El enano lo contempló admirado.
—¿Cómo lo conseguiste?
—Con un guijarro. Creí que lo habías visto —contestó, echándose el ganso sobre el hombro—. Tú procura encontrar algunas bayas, sobre todo de aquellas amarillas que crecen en unas enredaderas espinosas. Van muy bien para acompañar la carne de ganso.
Chess inició la subida por el sendero y el enano lo siguió, fija todavía la asombrada vista en la ahorquillada jupak del kender.
Las oleadas de aves fugitivas continuaban pasando por encima de sus cabezas. Y, de pronto, Chess y Chane tuvieron inesperada compañía en la ladera, y se hicieron a un lado cuando una ágil y peluda criatura de afilados cuernos los dejó atrás de un salto. Escasos metros más allá, el kender y el enano se agarraron a la pared de roca cuando un grupo de nuevas criaturas, éstas cubiertas de una espesa capa de lana, se precipitó hacia adelante entre balidos de angustia. Una vez en el saliente superior, donde la senda retrocedía hacia las cumbres, los dos buscaron refugio en un rincón al estar a punto de tropezar con una pareja de jadeantes lobos perseguidos, a su vez, por varios alces.

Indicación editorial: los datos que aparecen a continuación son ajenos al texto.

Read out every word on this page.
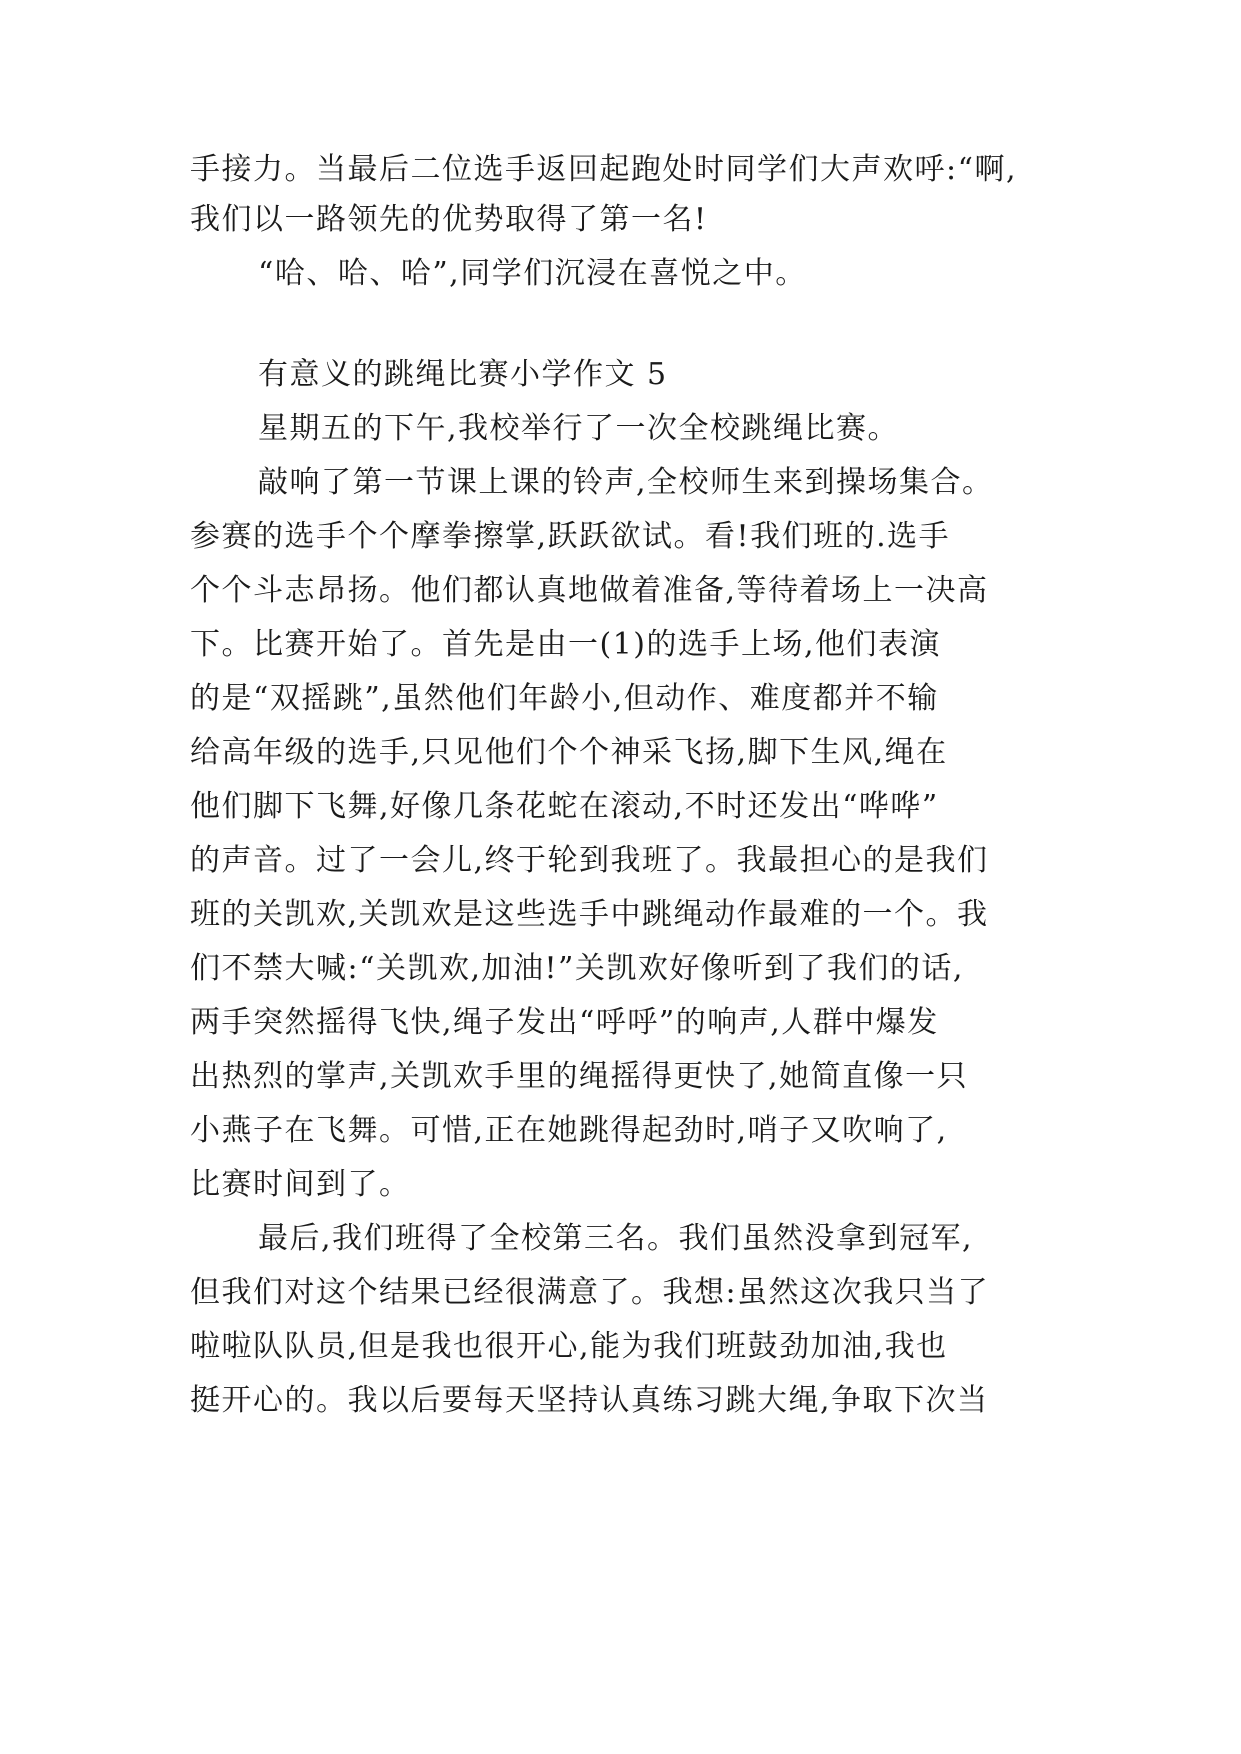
手接力。当最后二位选手返回起跑处时同学们大声欢呼:“啊,
我们以一路领先的优势取得了第一名!
“哈、哈、哈”,同学们沉浸在喜悦之中。
有意义的跳绳比赛小学作文 5
星期五的下午,我校举行了一次全校跳绳比赛。
敲响了第一节课上课的铃声,全校师生来到操场集合。
参赛的选手个个摩拳擦掌,跃跃欲试。看!我们班的.选手
个个斗志昂扬。他们都认真地做着准备,等待着场上一决高
下。比赛开始了。首先是由一(1)的选手上场,他们表演
的是“双摇跳”,虽然他们年龄小,但动作、难度都并不输
给高年级的选手,只见他们个个神采飞扬,脚下生风,绳在
他们脚下飞舞,好像几条花蛇在滚动,不时还发出“哗哗”
的声音。过了一会儿,终于轮到我班了。我最担心的是我们
班的关凯欢,关凯欢是这些选手中跳绳动作最难的一个。我
们不禁大喊:“关凯欢,加油!”关凯欢好像听到了我们的话,
两手突然摇得飞快,绳子发出“呼呼”的响声,人群中爆发
出热烈的掌声,关凯欢手里的绳摇得更快了,她简直像一只
小燕子在飞舞。可惜,正在她跳得起劲时,哨子又吹响了,
比赛时间到了。
最后,我们班得了全校第三名。我们虽然没拿到冠军,
但我们对这个结果已经很满意了。我想:虽然这次我只当了
啦啦队队员,但是我也很开心,能为我们班鼓劲加油,我也
挺开心的。我以后要每天坚持认真练习跳大绳,争取下次当
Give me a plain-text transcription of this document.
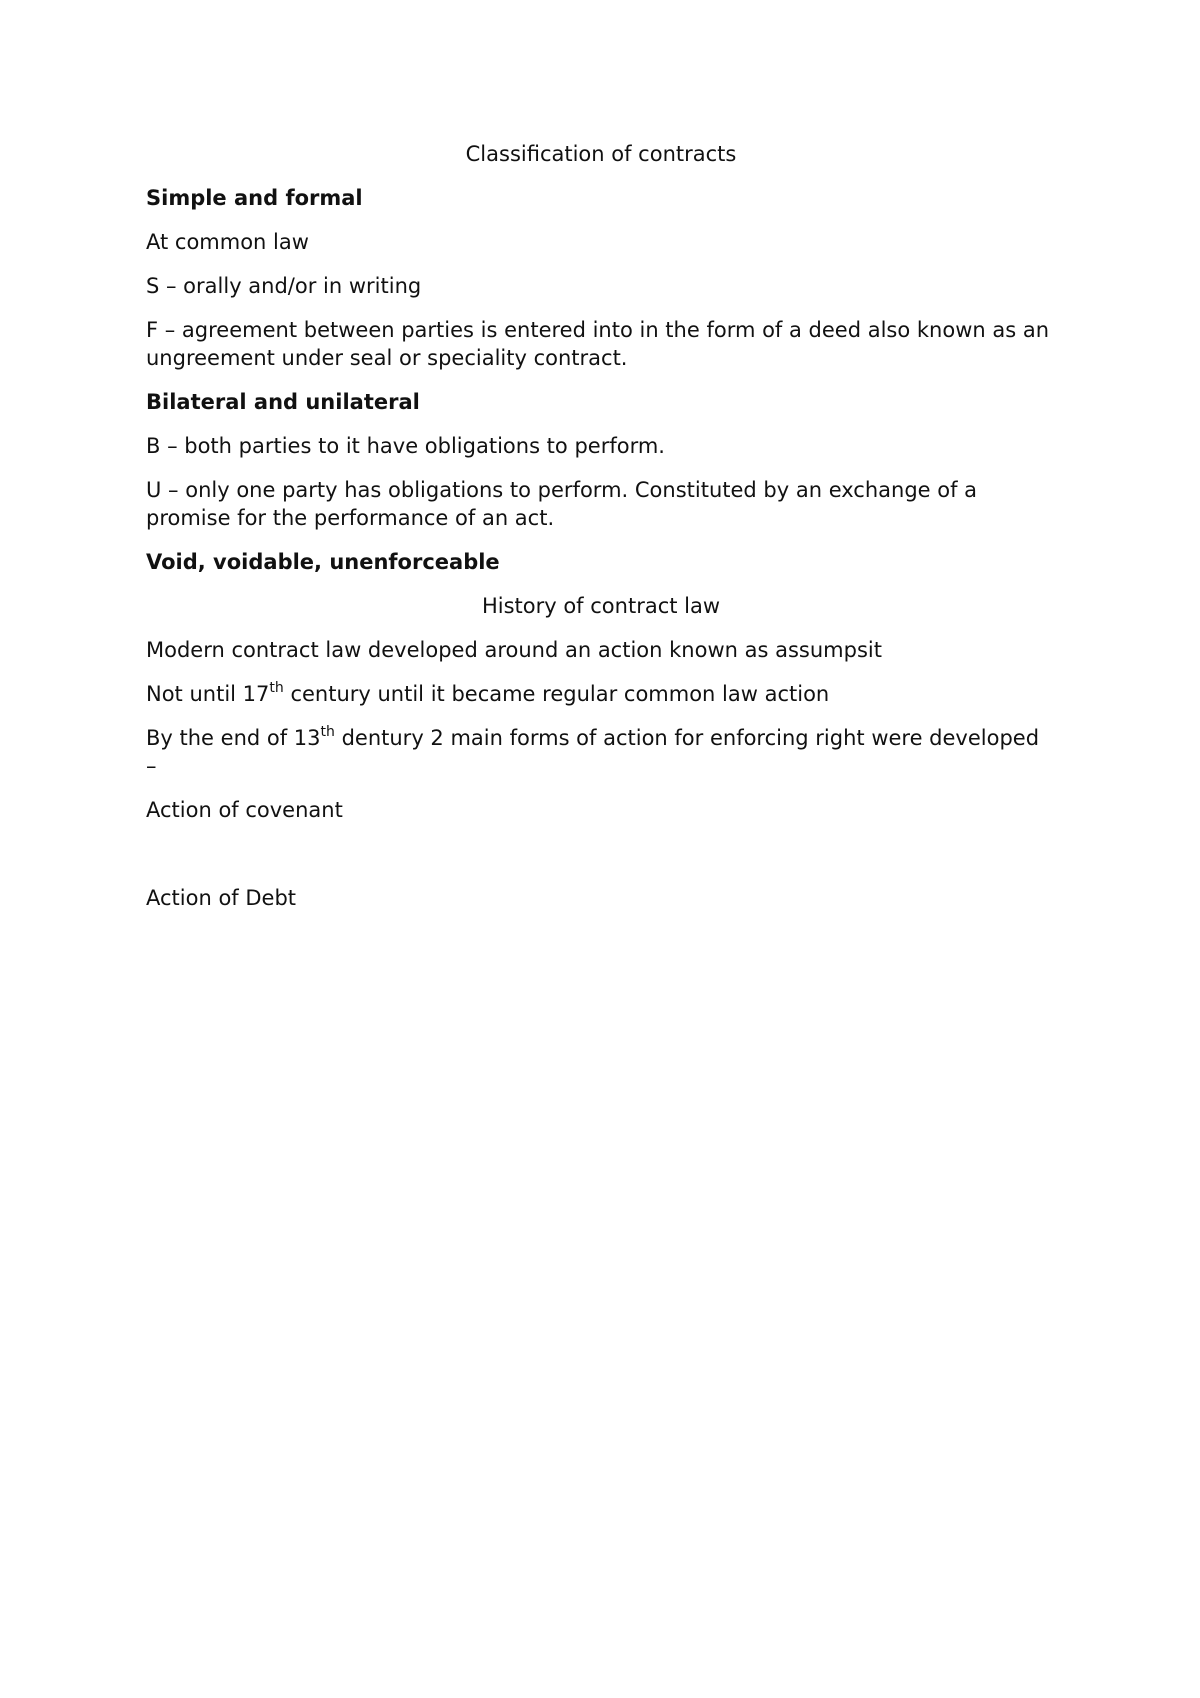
Classification of contracts

Simple and formal

At common law

S – orally and/or in writing

F – agreement between parties is entered into in the form of a deed also known as an ungreement under seal or speciality contract.

Bilateral and unilateral

B – both parties to it have obligations to perform.

U – only one party has obligations to perform. Constituted by an exchange of a promise for the performance of an act.

Void, voidable, unenforceable

History of contract law

Modern contract law developed around an action known as assumpsit

Not until 17th century until it became regular common law action

By the end of 13th dentury 2 main forms of action for enforcing right were developed –

Action of covenant

Action of Debt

—¿Será que el invierno se adelanta este año?
El kender aceleró el paso en el camino para echar una mirada a la extraña procesión, pero reculó cuando aparecieron más de aquellos animales lanudos.
—Escapan de algo —dijo Chane—. Creo que esto es decisivo para nosotros. Acamparemos aquí mismo. Podríamos ser atropellados en el camino, si cualquier criatura bajase a toda prisa.
En eso, dos enormes bisontes, procedentes de las montañas, pasaron a gran velocidad por delante de ellos para torcer luego hacia la senda descendente. Otro alce iba detrás de ellos, corcoveando desesperado al ver que aquellos animales tan pesados le obstruían el camino. A continuación llegaron más ovejas, una de las cuales llevaba un collar con un cencerro.
—Este rebaño pertenece a alguien —indicó Chess—. Imagino que por ahí arriba debe de haber un pastor muy preocupado.